After nearly a month of financial bloodletting, world financial markets finally showed some signs of recovery last week. While the rallies began with bargain-hunting investors, there's no question that the arrival of the first waves of some $3.3 trillion dollars pledged by world governments to stem the crisis played a role, as well. Along with relief for shell-shocked bankers and investors, these relief funds also contain significant sums earmarked for clean energy firms and renewable power sources.

Certainly, there's no question in my mind that additional government intervention on behalf of greener energy is a good thing. Favorable state subsidies have long been one of the major drivers of private investment in companies focusing on clean energy production. Similarly, taxing dirty and carbon-heavy fuels, or forcing companies to pay to offset the amount of particulate or heat-trapping emissions they create also makes clean energy a very attractive buy.

That having been said, I think the clean energy sector should have significant concerns about embracing government handouts to build their businesses. Economists and scientists alike have argued that clean energy's higher face value costs are more than offset by the environmental damage it prevents. Carbon emissions caps, by assigning a monetary value to a major aspect of the damage fossil fuel sources create, make it easier to compare the true price of each energy source. Fines for exceeding emissions limits can easily be reinvested to repair this damage, and to stimulate new growth in cleaner energy producing practices.

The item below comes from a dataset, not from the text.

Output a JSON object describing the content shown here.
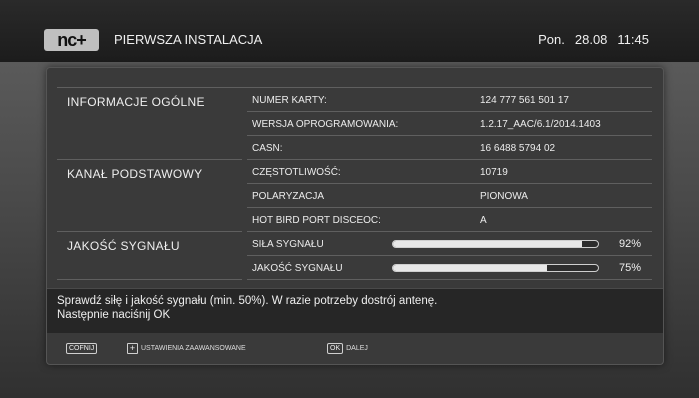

Government subsidies for clean-energy producing companies, or for consumers of business that buy energy from clean sources, also provide a means of holistic cost comparison between clean and non-renewable fuel sources. However, subsidies generally create this balance at taxpayer expense, and without developing a source of revenue that can be reinvested in further research the way a carbon credits system does. They may also lead to clean energy companies factoring subsidies into their business plans, creating corporations that may not be sustainable should the political winds blow in a different direction.

Handouts from the government, while they may look appealing, are often the worst possible option. The pressures of the free market are an extremely effective means of maximizing efficiency. While it may lead to a higher rate of failure among clean energy start-ups, the companies that do survive boast a balance sheet as free of waste as the energy produced. Aside from being more appealing to investors, self-sufficient clean energy producers also help refute popular opinion that 100% clean energy is an unrealistic goal, dependent on taxpayer support.

After the most recent bailout bill failed to pass the House of Representatives on its first attempt, it had to be piled high with so-called "sweeteners"—you might also call them "pork". While the current financial crisis has many legislators turning a blind eye to the additional costs of these measures, it's all but certain as the pendulum comes back the other way, that a good portion of these programs will be cut. When that day comes, it's in the best interests of taxpayers, the clean energy sector, and the world as a whole, for clean energy producers to be as self-reliant as possible.